MEXICO CITY — After viewing the evidence on Saturday evening, the stewards decided there was little doubt Max Verstappen had contravened yellow flag rules on his pole position lap at the Mexican Grand Prix. Based on telemetry, video and audio evidence — as well as testimony from Verstappen himself — they stated he had been given enough notice of the yellow flags for Valtteri Bottas’ crashed Mercedes and carried on at full speed in the final corner regardless.
There were suggestions from Red Bull that the yellow flag warnings may not have appeared in Verstappen’s cockpit as normal, but when asked immediately after the session if he was aware of the flags and the accident, Verstappen said: “I was aware that Valtteri crashed.”
Then asked whether he had attempted to slow, he added: “It didn’t really look like it, did it? No.”
The rules on yellow flags are clear. Not only are they written in the FIA sporting code, they are also distributed to teams and drivers ahead of every grand prix weekend by race director Michael Masi.
The say: “Drivers should reduce their speed and be prepared to change direction. It must be clear that a driver has reduced speed and, in order for this to be clear, a driver would be expected to have braked earlier and/or discernibly reduced speed in the relevant marshalling sector.”
The penalty, a three-place drop down the grid, was a slam-dunk.
But Verstappen wasn’t the only driver to pass Bottas’ crashed Mercedes on their flying lap. Lewis Hamilton was directly behind Bottas on track and was the first driver to come across the incident. On-board footage suggested he did not lift as he went by his teammate, but in his defence the yellow flag was not being shown at that time.
In Verstappen’s penalty it was noted that the yellow flags were “clearly visible” and “shown with enough notice” — that was not the case with Hamilton.
What’s more, Hamilton was also more careful in explaining how he reacted to the incident.

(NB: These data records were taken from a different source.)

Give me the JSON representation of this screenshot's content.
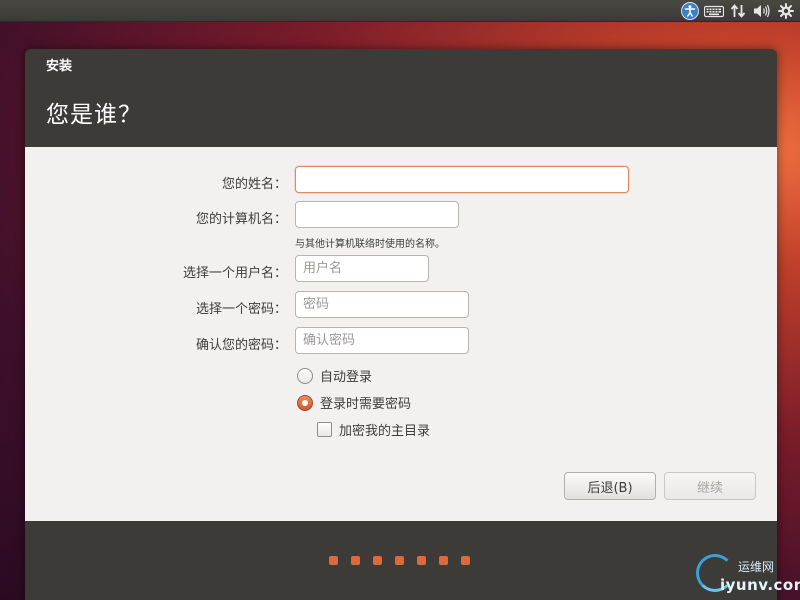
{
  "tray": {
    "icons": [
      "accessibility-icon",
      "keyboard-icon",
      "network-icon",
      "volume-icon",
      "gear-icon"
    ]
  },
  "window": {
    "title": "安装",
    "heading": "您是谁？"
  },
  "form": {
    "name_label": "您的姓名：",
    "name_value": "",
    "computer_label": "您的计算机名：",
    "computer_value": "",
    "computer_hint": "与其他计算机联络时使用的名称。",
    "username_label": "选择一个用户名：",
    "username_placeholder": "用户名",
    "password_label": "选择一个密码：",
    "password_placeholder": "密码",
    "confirm_label": "确认您的密码：",
    "confirm_placeholder": "确认密码",
    "auto_login_label": "自动登录",
    "require_password_label": "登录时需要密码",
    "encrypt_home_label": "加密我的主目录",
    "login_mode_selected": "require_password",
    "encrypt_home_checked": false
  },
  "buttons": {
    "back_label": "后退(B)",
    "continue_label": "继续"
  },
  "progress": {
    "steps": 7
  },
  "watermark": {
    "cn": "运维网",
    "en": "iyunv.com"
  },
  "colors": {
    "accent": "#dd6a3a",
    "window_bg": "#3c3b37",
    "content_bg": "#f2f1f0"
  }
}
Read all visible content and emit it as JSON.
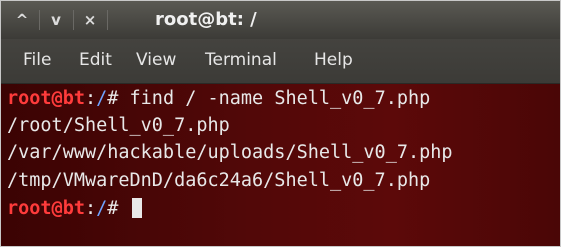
{
  "window": {
    "title": "root@bt: /",
    "buttons": {
      "up": "^",
      "down": "v",
      "close": "×"
    }
  },
  "menu": [
    "File",
    "Edit",
    "View",
    "Terminal",
    "Help"
  ],
  "terminal": {
    "prompt_user": "root@bt",
    "prompt_sep": ":",
    "prompt_path": "/",
    "prompt_end": "# ",
    "command": "find / -name Shell_v0_7.php",
    "results": [
      "/root/Shell_v0_7.php",
      "/var/www/hackable/uploads/Shell_v0_7.php",
      "/tmp/VMwareDnD/da6c24a6/Shell_v0_7.php"
    ]
  },
  "colors": {
    "prompt_user": "#ff3b3b",
    "prompt_path": "#6fa3ff",
    "terminal_bg": "#520808",
    "titlebar_bg": "#3c3b37"
  }
}
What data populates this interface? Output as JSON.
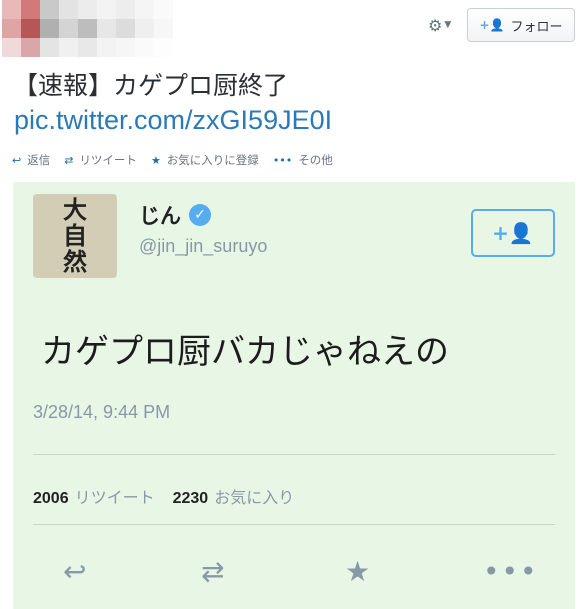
{
  "header": {
    "follow_label": "フォロー"
  },
  "tweet": {
    "text": "【速報】カゲプロ厨終了",
    "link": "pic.twitter.com/zxGI59JE0I",
    "actions": [
      {
        "label": "返信",
        "icon": "reply-icon"
      },
      {
        "label": "リツイート",
        "icon": "retweet-icon"
      },
      {
        "label": "お気に入りに登録",
        "icon": "star-icon"
      },
      {
        "label": "その他",
        "icon": "more-icon"
      }
    ]
  },
  "embedded": {
    "avatar_text": [
      "大",
      "自",
      "然"
    ],
    "name": "じん",
    "handle": "@jin_jin_suruyo",
    "text": "カゲプロ厨バカじゃねえの",
    "timestamp": "3/28/14, 9:44 PM",
    "retweet_count": "2006",
    "retweet_label": "リツイート",
    "favorite_count": "2230",
    "favorite_label": "お気に入り"
  }
}
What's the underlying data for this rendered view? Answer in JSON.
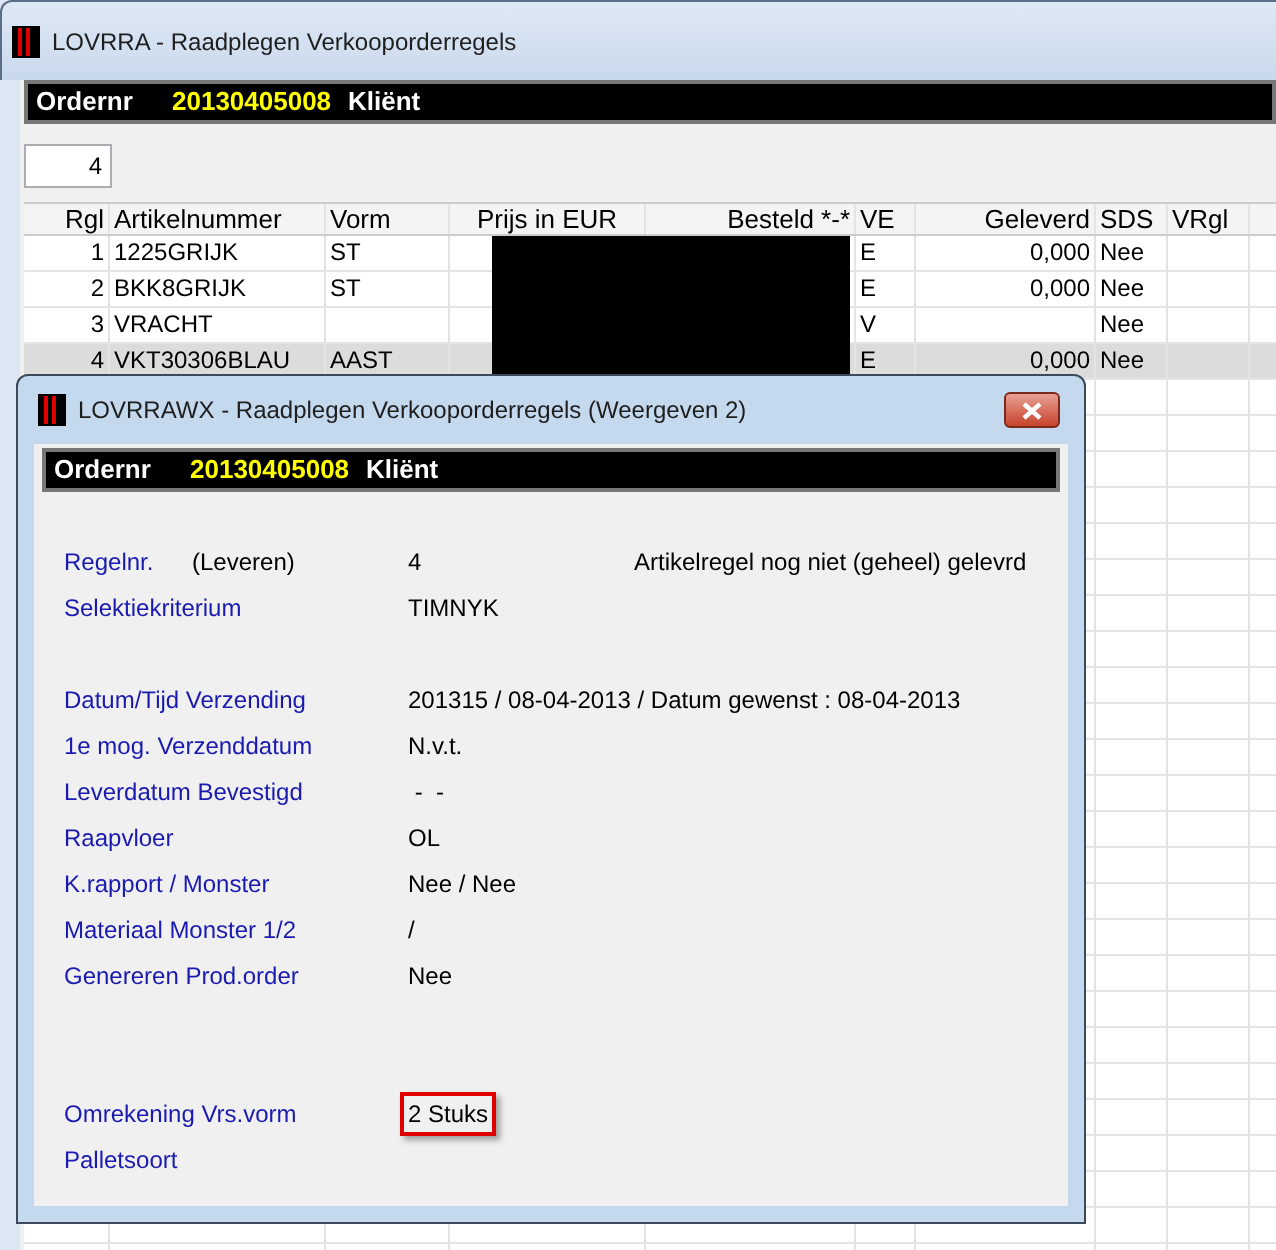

“Valtteri was just ahead, I came round corner and saw bits on ground — there was no flag at the time and I was quite hesitant as clearly something had happened ahead,” he said. “I hesitated getting back on the power and by the time I realised there was a crash I was basically past it.”
The difference in response between the two drivers, who both kept their foot in, perhaps shows the gulf in experience between the two. Or perhaps it simply shows the difference in temperament between the two drivers when the visor came down.
Vettel was next through, but clearly did lift off the throttle — arguably ruining his chance at pole.
“It was clear it was a double yellow, people were on the track, it was clear you have to lift,” the Ferrari driver said.
On pure pace, Verstappen deserved the pole position in Mexico. As he pointed out in the same press conference after qualifying, his final lap could have been deleted and he still would have taken pole based on his first attempt.
But equally, the penalty absolutely fitted the crime. There may well have been some extenuating circumstances regarding the signalling of the yellow flag in his cockpit, but it was his attitude afterwards that indicated he fully understood what happened to Bottas and the risks involved and stayed flat-out regardless.
Asked about the potential safety risk of not backing off for yellow flags when a car is clearly wrecked at the side of the track, he added: “Do we have to go there? To safety?
“I think we know what we are doing — otherwise we would not be driving an F1 car. It’s qualifying and, yeah, you go for it. But like I said before, if they want to delete the lap, then delete the lap.”
Had Bottas been injured, marshals and a medical crew would have needed to arrive on the scene as quickly as possible, but as soon as drivers start disregarding yellow flags it becomes an incredibly dangerous environment for them to do so. Let the Verstappen penalty slide, and every driver would stay flat through yellow flags the next time they come out in qualifying, knowing at the back of their mind there would not be any consequences for their actions.
“I think it’s really, really important the FIA are very strict with the double yellow flags,” Hamilton said after the session. “There could be marshals on the track and I’ve seen experiences in the past, Monaco, for example, I’ve seen GP2 drivers take out a marshal who was volunteering to make sure drivers are safe on the track. We can’t have people just being careless and not abiding by the rules….
“He actually didn’t even need to stay flat out, he already had pole. I think the FIA need to be very very strict on that. Luckily there was no marshal on the track, but for all he knew, Valtteri could have been in the middle of the circuit and marshals could have been there.
“That’s what double yellow means — it could be massive incident ahead. The fact that he ignored it, I mean it’s not great, but it’s done and hopefully the right calls are made and put in place. The drivers need to know to respect those things.”